Zingmond et al. [8] found significant variations in symptoms between older and younger HIV-infected patients. “More research is necessary to better define age-related variations in the expression of HIV/AIDS symptomatology,” notes Dr. Casau.

Commentary by Ronald Baker, PhD

Clearly, more research is required to determine a standard of care for older patients living with HIV infection and AIDS. It is unacceptable that so many important questions about treatment and care for this already sizeable and continuously expanding HIV patient population remain unanswered.

It will be up to policy makers, including AIDS treatment advocates, physician groups, and the Department of Health and Human Services, to lobby both the drug companies and the FDA to make research on older HIV patients a priority, as has been done for other, traditionally underserved groups such as women, children, IV drug users, and African Americans.

It would also be appropriate for the NIAID, the FDA and other policy groups to jointly sponsor a consensus conference focused on developing a blueprint for how best to address the needs of older HIV patients within the framework of AIDS clinical trials.

09/07/05

References

1.       N C Casau. Perspective on HIV Infection and Aging: Emerging Research on the Horizon. Clinical Infectious Diseases 41(6): 855-863. September 15, 2005.

2.       F Fagnoni and others. Shortage of circulating naive CD8(+) T cells provides new insights on immunodeficiency in aging. Blood 95:2860-2868. 2000.

3.       H Valdez and others. Limited immune restoration after 3 years' suppression of HIV-1 replication in patients with moderately advanced disease. AIDS 16:1859-1866. 2002.

4.       M Tumbarello and others. Older HIV-positive patients in the era of highly active antiretroviral therapy: changing of a scenario. AIDS 17:128-130. 2003.

5.       M Fair Wellons and others. HIV infection: treatment outcomes in older and younger adults. Journal of the American Geriatric Society 50:603-607. 2002.

6.       J L Perez and R D Moore. Greater effect of highly active antiretroviral therapy on survival in people aged 50 years compared with younger people in an urban observational cohort. Clinical Infectious Diseases 36:212-218. 2003.
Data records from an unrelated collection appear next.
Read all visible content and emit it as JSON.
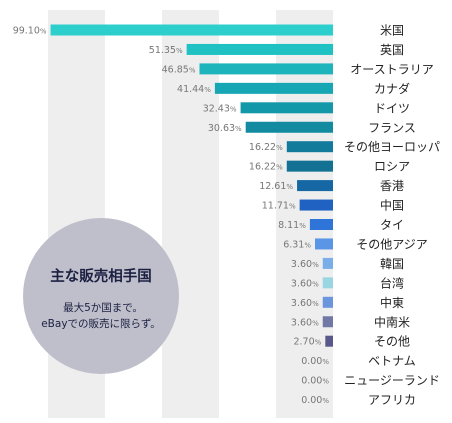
{
  "chart_data": {
    "type": "bar",
    "orientation": "horizontal",
    "axis_max": 100,
    "grid": true,
    "categories": [
      "米国",
      "英国",
      "オーストラリア",
      "カナダ",
      "ドイツ",
      "フランス",
      "その他ヨーロッパ",
      "ロシア",
      "香港",
      "中国",
      "タイ",
      "その他アジア",
      "韓国",
      "台湾",
      "中東",
      "中南米",
      "その他",
      "ベトナム",
      "ニュージーランド",
      "アフリカ"
    ],
    "values": [
      99.1,
      51.35,
      46.85,
      41.44,
      32.43,
      30.63,
      16.22,
      16.22,
      12.61,
      11.71,
      8.11,
      6.31,
      3.6,
      3.6,
      3.6,
      3.6,
      2.7,
      0.0,
      0.0,
      0.0
    ],
    "value_labels": [
      "99.10",
      "51.35",
      "46.85",
      "41.44",
      "32.43",
      "30.63",
      "16.22",
      "16.22",
      "12.61",
      "11.71",
      "8.11",
      "6.31",
      "3.60",
      "3.60",
      "3.60",
      "3.60",
      "2.70",
      "0.00",
      "0.00",
      "0.00"
    ],
    "value_unit": "%",
    "bar_colors": [
      "#2ccfcb",
      "#20c1c3",
      "#1db4bb",
      "#17a6b3",
      "#1398a9",
      "#128aa0",
      "#127a9a",
      "#137293",
      "#1668a4",
      "#1f62c2",
      "#2f74d9",
      "#5b95e6",
      "#79aee8",
      "#9ad6e2",
      "#6b96dd",
      "#7178a6",
      "#58598a",
      "#888888",
      "#888888",
      "#888888"
    ],
    "value_text_color": "#777777",
    "category_text_color": "#222222",
    "grid_band_color": "#eeeeef"
  },
  "annotation": {
    "title": "主な販売相手国",
    "line1": "最大5か国まで。",
    "line2": "eBayでの販売に限らず。",
    "circle_color": "#bfbfcc",
    "text_color": "#1c2040"
  }
}
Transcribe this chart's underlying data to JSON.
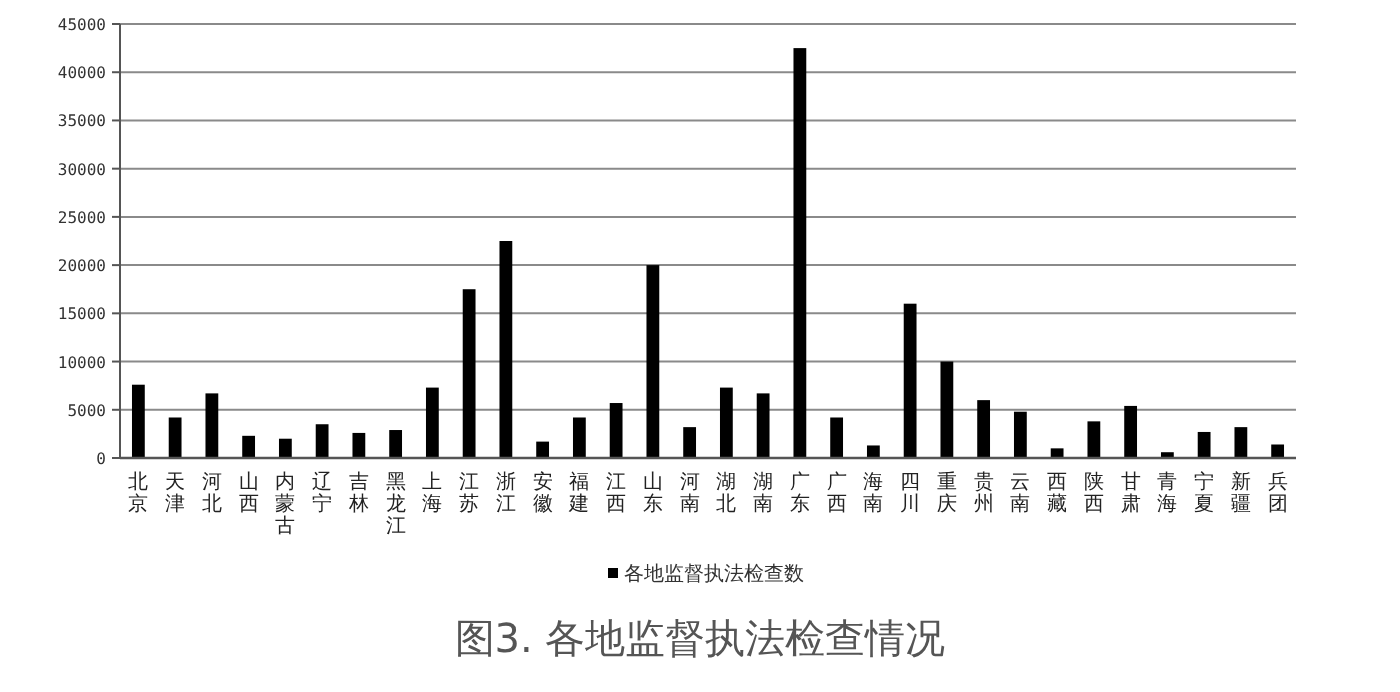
{
  "chart_data": {
    "type": "bar",
    "title": "图3. 各地监督执法检查情况",
    "categories": [
      "北京",
      "天津",
      "河北",
      "山西",
      "内蒙古",
      "辽宁",
      "吉林",
      "黑龙江",
      "上海",
      "江苏",
      "浙江",
      "安徽",
      "福建",
      "江西",
      "山东",
      "河南",
      "湖北",
      "湖南",
      "广东",
      "广西",
      "海南",
      "四川",
      "重庆",
      "贵州",
      "云南",
      "西藏",
      "陕西",
      "甘肃",
      "青海",
      "宁夏",
      "新疆",
      "兵团"
    ],
    "series": [
      {
        "name": "各地监督执法检查数",
        "color": "#000000",
        "values": [
          7600,
          4200,
          6700,
          2300,
          2000,
          3500,
          2600,
          2900,
          7300,
          17500,
          22500,
          1700,
          4200,
          5700,
          20000,
          3200,
          7300,
          6700,
          42500,
          4200,
          1300,
          16000,
          10000,
          6000,
          4800,
          1000,
          3800,
          5400,
          600,
          2700,
          3200,
          1400
        ]
      }
    ],
    "ylim": [
      0,
      45000
    ],
    "yticks": [
      0,
      5000,
      10000,
      15000,
      20000,
      25000,
      30000,
      35000,
      40000,
      45000
    ],
    "grid": "y",
    "legend": "bottom"
  }
}
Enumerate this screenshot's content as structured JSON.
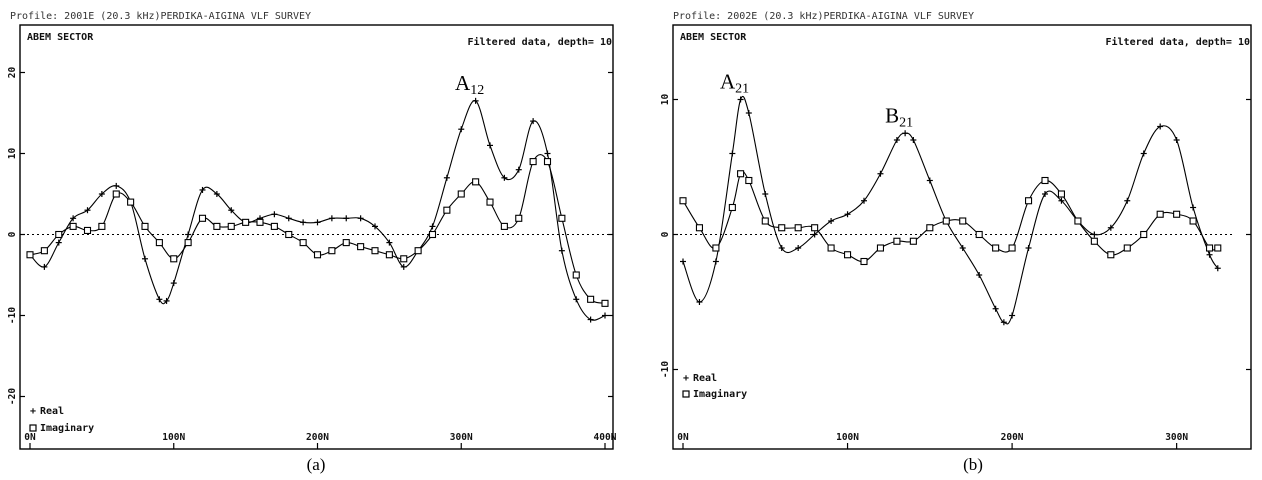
{
  "chart_data": [
    {
      "type": "line",
      "panel_caption": "(a)",
      "title": "Profile: 2001E (20.3 kHz)PERDIKA-AIGINA VLF SURVEY",
      "instrument_label": "ABEM SECTOR",
      "filter_label": "Filtered data, depth= 10",
      "xlim": [
        0,
        400
      ],
      "ylim": [
        -25,
        25
      ],
      "x_ticks": [
        0,
        100,
        200,
        300,
        400
      ],
      "x_tick_labels": [
        "0N",
        "100N",
        "200N",
        "300N",
        "400N"
      ],
      "y_ticks": [
        -20,
        -10,
        0,
        10,
        20
      ],
      "y_tick_labels": [
        "-20",
        "-10",
        "0",
        "10",
        "20"
      ],
      "zero_line": true,
      "legend_position": "bottom-left",
      "series": [
        {
          "name": "Real",
          "marker": "+",
          "x": [
            0,
            10,
            20,
            30,
            40,
            50,
            60,
            70,
            80,
            90,
            95,
            100,
            110,
            120,
            130,
            140,
            150,
            160,
            170,
            180,
            190,
            200,
            210,
            220,
            230,
            240,
            250,
            260,
            270,
            280,
            290,
            300,
            310,
            320,
            330,
            340,
            350,
            360,
            370,
            380,
            390,
            400
          ],
          "y": [
            -2.5,
            -4,
            -1,
            2,
            3,
            5,
            6,
            4,
            -3,
            -8,
            -8.2,
            -6,
            0,
            5.5,
            5,
            3,
            1.5,
            2,
            2.5,
            2,
            1.5,
            1.5,
            2,
            2,
            2,
            1,
            -1,
            -4,
            -2,
            1,
            7,
            13,
            16.5,
            11,
            7,
            8,
            14,
            10,
            -2,
            -8,
            -10.5,
            -10
          ]
        },
        {
          "name": "Imaginary",
          "marker": "square",
          "x": [
            0,
            10,
            20,
            30,
            40,
            50,
            60,
            70,
            80,
            90,
            100,
            110,
            120,
            130,
            140,
            150,
            160,
            170,
            180,
            190,
            200,
            210,
            220,
            230,
            240,
            250,
            260,
            270,
            280,
            290,
            300,
            310,
            320,
            330,
            340,
            350,
            360,
            370,
            380,
            390,
            400
          ],
          "y": [
            -2.5,
            -2,
            0,
            1,
            0.5,
            1,
            5,
            4,
            1,
            -1,
            -3,
            -1,
            2,
            1,
            1,
            1.5,
            1.5,
            1,
            0,
            -1,
            -2.5,
            -2,
            -1,
            -1.5,
            -2,
            -2.5,
            -3,
            -2,
            0,
            3,
            5,
            6.5,
            4,
            1,
            2,
            9,
            9,
            2,
            -5,
            -8,
            -8.5
          ]
        }
      ],
      "annotations": [
        {
          "label": "A",
          "subscript": "12",
          "x": 310,
          "y": 16.5
        }
      ]
    },
    {
      "type": "line",
      "panel_caption": "(b)",
      "title": "Profile: 2002E (20.3 kHz)PERDIKA-AIGINA VLF SURVEY",
      "instrument_label": "ABEM SECTOR",
      "filter_label": "Filtered data, depth= 10",
      "xlim": [
        0,
        330
      ],
      "ylim": [
        -15,
        15
      ],
      "x_ticks": [
        0,
        100,
        200,
        300
      ],
      "x_tick_labels": [
        "0N",
        "100N",
        "200N",
        "300N"
      ],
      "y_ticks": [
        -10,
        0,
        10
      ],
      "y_tick_labels": [
        "-10",
        "0",
        "10"
      ],
      "zero_line": true,
      "legend_position": "bottom-left",
      "series": [
        {
          "name": "Real",
          "marker": "+",
          "x": [
            0,
            10,
            20,
            30,
            35,
            40,
            50,
            60,
            70,
            80,
            90,
            100,
            110,
            120,
            130,
            135,
            140,
            150,
            160,
            170,
            180,
            190,
            195,
            200,
            210,
            220,
            230,
            240,
            250,
            260,
            270,
            280,
            290,
            300,
            310,
            320,
            325
          ],
          "y": [
            -2,
            -5,
            -2,
            6,
            10,
            9,
            3,
            -1,
            -1,
            0,
            1,
            1.5,
            2.5,
            4.5,
            7,
            7.5,
            7,
            4,
            1,
            -1,
            -3,
            -5.5,
            -6.5,
            -6,
            -1,
            3,
            2.5,
            1,
            0,
            0.5,
            2.5,
            6,
            8,
            7,
            2,
            -1.5,
            -2.5
          ]
        },
        {
          "name": "Imaginary",
          "marker": "square",
          "x": [
            0,
            10,
            20,
            30,
            35,
            40,
            50,
            60,
            70,
            80,
            90,
            100,
            110,
            120,
            130,
            140,
            150,
            160,
            170,
            180,
            190,
            200,
            210,
            220,
            230,
            240,
            250,
            260,
            270,
            280,
            290,
            300,
            310,
            320,
            325
          ],
          "y": [
            2.5,
            0.5,
            -1,
            2,
            4.5,
            4,
            1,
            0.5,
            0.5,
            0.5,
            -1,
            -1.5,
            -2,
            -1,
            -0.5,
            -0.5,
            0.5,
            1,
            1,
            0,
            -1,
            -1,
            2.5,
            4,
            3,
            1,
            -0.5,
            -1.5,
            -1,
            0,
            1.5,
            1.5,
            1,
            -1,
            -1
          ]
        }
      ],
      "annotations": [
        {
          "label": "A",
          "subscript": "21",
          "x": 35,
          "y": 10
        },
        {
          "label": "B",
          "subscript": "21",
          "x": 135,
          "y": 7.5
        }
      ]
    }
  ]
}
7.       S A Bozzette and others. Cardiovascular and cerebrovascular events in patients treated for human immunodeficiency virus infection. New England Journal of Medicine 348:702-710. 2003.

8.       D S Zingmond and others. Differences in symptom expression in older HIV-positive patients: the Veterans Aging Cohort 3 Site Study and HIV Cost and Service Utilization Study experience. Journal of Acquired Immune Deficiency Syndromes 33 (Suppl 2):S84-92. 2003.